Previous independent registered public accounting firm
On February 7, 2011 (the “Dismissal Date”), Receivable Acquisition & Management Corporation (the “Company”) advised Friedman LLP (the “Former Auditor”) that it was dismissed as the Company’s independent registered public accounting firm. The decision to dismiss the Former Auditor as the Company’s independent registered public accounting firm was approved by the Company’s Board of Directors on February 7, 2011. The reports of the Former Auditor on the Company’s financial statements for the years ended September 30, 2010 and 2009 did not contain an adverse opinion or disclaimer of opinion, and such reports were not qualified or modified as to uncertainty, audit scope, or accounting principle.
During the years ended September 30, 2010 and 2009, and through the Dismissal Date, the Company has not had any disagreements with the Former Auditor on any matter of accounting principles or practices, financial statement disclosure or auditing scope or procedure, which disagreements, if not resolved to the Former Auditor’s satisfaction, would have caused them to make reference thereto in their reports on the Company’s consolidated financial statements for such years.
During the years ended September 30, 2010 and 2009, and through the Dismissal Date, there were no reportable events, as defined in Item 304(a)(1)(v) of Regulation S-K.
The Company has requested that Former Auditor furnish it with a letter addressed to the Securities and Exchange Commission stating whether it agrees with the above statements.

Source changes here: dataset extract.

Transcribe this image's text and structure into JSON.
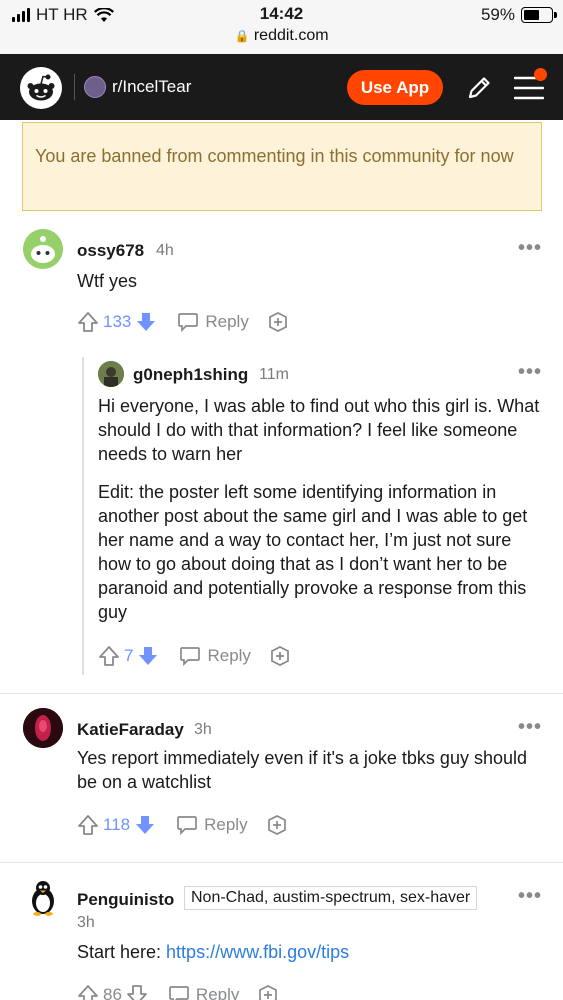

A copy of this letter is attached hereto to this Form 8K as Exhibit 16.0
New independent registered public accounting firm
On February 9, 2011 (the “Engagement Date”), the Company engaged Silberstein Ungar PLLC (“New Auditor”) as its independent registered public accounting firm for the Company’s fiscal year ended September 30, 2011. The decision to engage the New Auditor as the Company’s independent registered public accounting firm was approved by the Company’s Board of Directors.
During the two most recent fiscal years and through the Engagement Date, the Company has not consulted with the New Auditor regarding either:
? application of accounting principles to any specified transaction, either completed or proposed, or the type of audit opinion that might be rendered on the Company’s financial statements, and neither a written report was provided to the Company nor oral advice was provided that the New Auditor concluded was an important factor considered by the Company in reaching a decision as to the accounting, auditing or financial reporting issue; or
? any matter that was either the subject of a disagreement (as defined in Regulation S-K, Item 304(a)(1)(iv) and the related instructions) or reportable event (as defined in Regulation S-K, Item 304(a)(1)(v)).
Item 9.01 Financial Statements and Exhibits.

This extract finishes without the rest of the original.